I costruttori di veicoli non sono obbligati a fornire a operatori indipendenti l’accesso alle informazioni sulla riparazione e la manutenzione dei loro prodotti in un formato modificabile elettronicamente. Inoltre, non è contraria al diritto Ue la possibilità per il costruttore di avere un canale di informazioni supplementari per concessionari e meccanici autorizzati. Lo ha chiarito la Corte di giustizia dell’Unione europea con la sentenza del 19 settembre (causa C-527/18).

Al centro del rinvio pregiudiziale d’interpretazione sollevato dalla Corte federale tedesca, il regolamento Ue 715/2007. La controversia nazionale vedeva contrapposti da un lato la Kia Motors Corporation e dall’altro lato un’associazione di categoria tedesca del commercio all’ingrosso di componenti per autoveicoli.

Quest’ultima sosteneva che il rifiuto dell’azienda automobilistica di fornire agli operatori indipendenti l’accesso in forma modificabile di informazioni sulla riparazione e la manutenzione delle automobili era contrario al diritto dell’Unione e, in particolare, al regolamento 715/2007 sull’omologazione dei veicoli a motore riguardo alle emissioni dai veicoli passeggeri e commerciali leggeri (Euro 5 ed Euro 6). Ad avviso dell’associazione, l’accesso in modalità di solo lettura alla banca dati impediva di svolgere l’attività commerciale in modo concorrenziale.

In primo grado, i giudici tedeschi avevano ordinato alla Kia di mettere a disposizione i dati in forma modificabile, ma il verdetto era stato ribaltato in appello. Di qui la scelta della Corte federale di chiamare in aiuto gli eurogiudici, anche perché l’articolo 6 del regolamento si limita a stabilire che il costruttore è tenuto a fornire le informazioni in un formato standardizzato, senza chiarire se in modalità di sola lettura o in una forma modificabile elettronicamente.
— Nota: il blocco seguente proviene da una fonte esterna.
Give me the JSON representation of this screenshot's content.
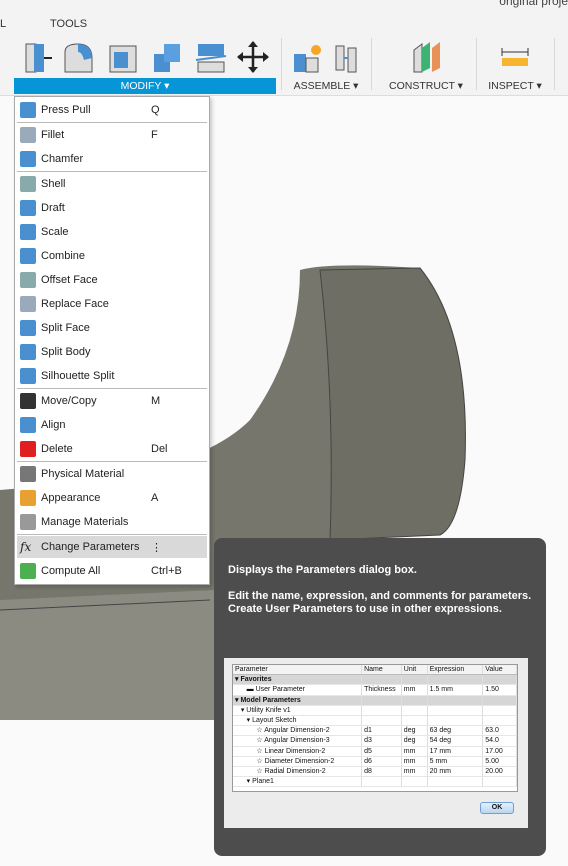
{
  "topbar": {
    "tab_partial": "L",
    "tab_tools": "TOOLS",
    "project": "original proje"
  },
  "groups": {
    "modify": "MODIFY ▾",
    "assemble": "ASSEMBLE ▾",
    "construct": "CONSTRUCT ▾",
    "inspect": "INSPECT ▾"
  },
  "accent": "#0696d7",
  "menu": {
    "items": [
      {
        "label": "Press Pull",
        "shortcut": "Q",
        "icon": "press-pull-icon"
      },
      {
        "label": "Fillet",
        "shortcut": "F",
        "icon": "fillet-icon"
      },
      {
        "label": "Chamfer",
        "shortcut": "",
        "icon": "chamfer-icon"
      },
      {
        "label": "Shell",
        "shortcut": "",
        "icon": "shell-icon"
      },
      {
        "label": "Draft",
        "shortcut": "",
        "icon": "draft-icon"
      },
      {
        "label": "Scale",
        "shortcut": "",
        "icon": "scale-icon"
      },
      {
        "label": "Combine",
        "shortcut": "",
        "icon": "combine-icon"
      },
      {
        "label": "Offset Face",
        "shortcut": "",
        "icon": "offset-face-icon"
      },
      {
        "label": "Replace Face",
        "shortcut": "",
        "icon": "replace-face-icon"
      },
      {
        "label": "Split Face",
        "shortcut": "",
        "icon": "split-face-icon"
      },
      {
        "label": "Split Body",
        "shortcut": "",
        "icon": "split-body-icon"
      },
      {
        "label": "Silhouette Split",
        "shortcut": "",
        "icon": "silhouette-split-icon"
      },
      {
        "label": "Move/Copy",
        "shortcut": "M",
        "icon": "move-icon"
      },
      {
        "label": "Align",
        "shortcut": "",
        "icon": "align-icon"
      },
      {
        "label": "Delete",
        "shortcut": "Del",
        "icon": "delete-icon"
      },
      {
        "label": "Physical Material",
        "shortcut": "",
        "icon": "physical-material-icon"
      },
      {
        "label": "Appearance",
        "shortcut": "A",
        "icon": "appearance-icon"
      },
      {
        "label": "Manage Materials",
        "shortcut": "",
        "icon": "manage-materials-icon"
      },
      {
        "label": "Change Parameters",
        "shortcut": "⋮",
        "icon": "fx-icon"
      },
      {
        "label": "Compute All",
        "shortcut": "Ctrl+B",
        "icon": "compute-all-icon"
      }
    ]
  },
  "tooltip": {
    "title": "Displays the Parameters dialog box.",
    "body": "Edit the name, expression, and comments for parameters. Create User Parameters to use in other expressions.",
    "table": {
      "headers": [
        "Parameter",
        "Name",
        "Unit",
        "Expression",
        "Value"
      ],
      "rows": [
        {
          "cells": [
            "▾ Favorites",
            "",
            "",
            "",
            ""
          ],
          "group": true
        },
        {
          "cells": [
            "      ▬ User Parameter",
            "Thickness",
            "mm",
            "1.5 mm",
            "1.50"
          ]
        },
        {
          "cells": [
            "▾ Model Parameters",
            "",
            "",
            "",
            ""
          ],
          "group": true
        },
        {
          "cells": [
            "   ▾ Utility Knife v1",
            "",
            "",
            "",
            ""
          ]
        },
        {
          "cells": [
            "      ▾ Layout Sketch",
            "",
            "",
            "",
            ""
          ]
        },
        {
          "cells": [
            "           ☆ Angular Dimension-2",
            "d1",
            "deg",
            "63 deg",
            "63.0"
          ]
        },
        {
          "cells": [
            "           ☆ Angular Dimension-3",
            "d3",
            "deg",
            "54 deg",
            "54.0"
          ]
        },
        {
          "cells": [
            "           ☆ Linear Dimension-2",
            "d5",
            "mm",
            "17 mm",
            "17.00"
          ]
        },
        {
          "cells": [
            "           ☆ Diameter Dimension-2",
            "d6",
            "mm",
            "5 mm",
            "5.00"
          ]
        },
        {
          "cells": [
            "           ☆ Radial Dimension-2",
            "d8",
            "mm",
            "20 mm",
            "20.00"
          ]
        },
        {
          "cells": [
            "      ▾ Plane1",
            "",
            "",
            "",
            ""
          ]
        }
      ],
      "ok": "OK"
    }
  }
}
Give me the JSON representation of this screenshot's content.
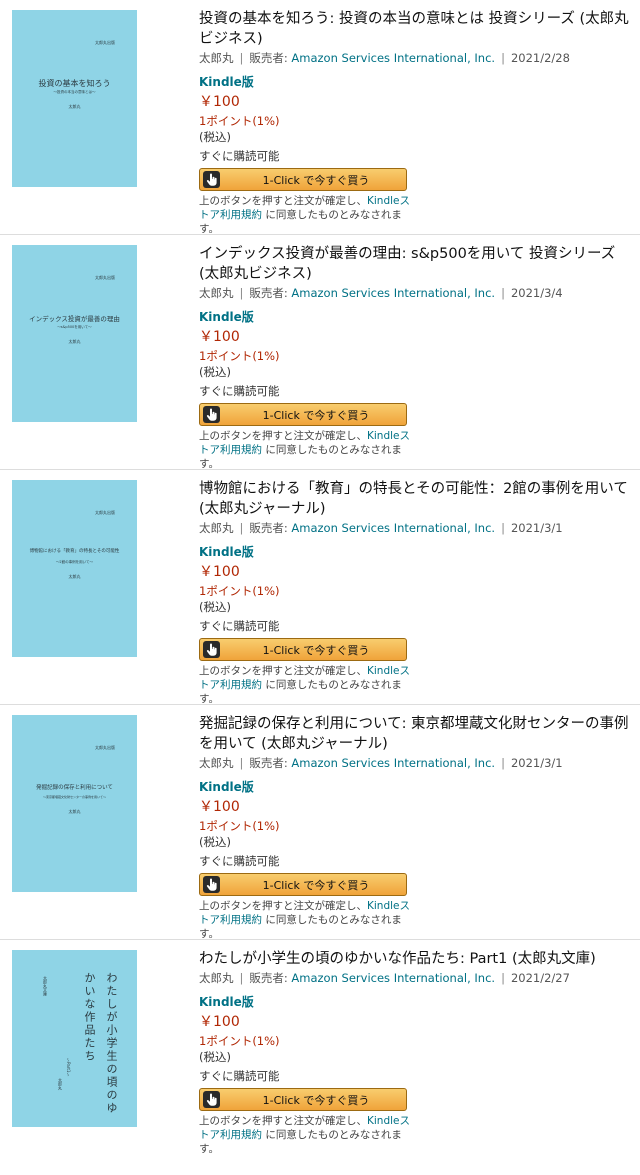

La Corte ha dato una lettura dell’articolo favorevole alle aziende automobilistiche, non condividendo la posizione della Commissione europea secondo la quale - proprio per evitare ogni forma di discriminazione - il formato doveva essere uguale per tutti e, quindi, modificabile. Una tesi respinta dalla Corte.

Per i giudici di Lussemburgo, infatti, l’accesso alle informazioni, anche tenendo conto del dato letterale della norma, deve essere illimitato, senza distinzioni; ma per la forma, il regolamento non impone ai costruttori nessuna specifica modalità. L’obbligo, quindi, riguarda unicamente l’accesso facile e rapido alle informazioni.

Questa conclusione – osserva la Corte – non può essere contraddetta neanche dal fatto che a partire dal 1° settembre 2020 sarà applicabile il regolamento 2018/858, che prevede la forma modificabile elettronicamente.

Per la Corte di giustizia, inoltre, con una simile limitazione non si verifica una violazione della concorrenza effettiva né si hanno effetti negativi sul mercato interno perché «nulla indica che tali scopi possano essere raggiunti solo obbligando i costruttori di automobili a fornire l’accesso alle informazioni di cui trattasi in un formato siffatto» (ossia modificabile).

Sulla violazione del principio di non discriminazione provocata dal vantaggio per i concessionari ufficiali della Kia di accesso a un canale di informazioni supplementare per la vendita di pezzi di ricambio originali, la Corte ha escluso la violazione perché l’associazione di categoria non ha fatto valere il fatto che le informazioni accessibili attraverso il canale privilegiato erano più complete o di qualità migliore rispetto a quelle degli operatori indipendenti che accedono attraverso il portale internet della Kia.

Aldilà del caso singolo registrato in Germania, la questione impegna da anni le associazioni dei riparatori in tutta Europa. Italia inclusa. La sentenza del 19 settembre stabilisce quindi un principio importante.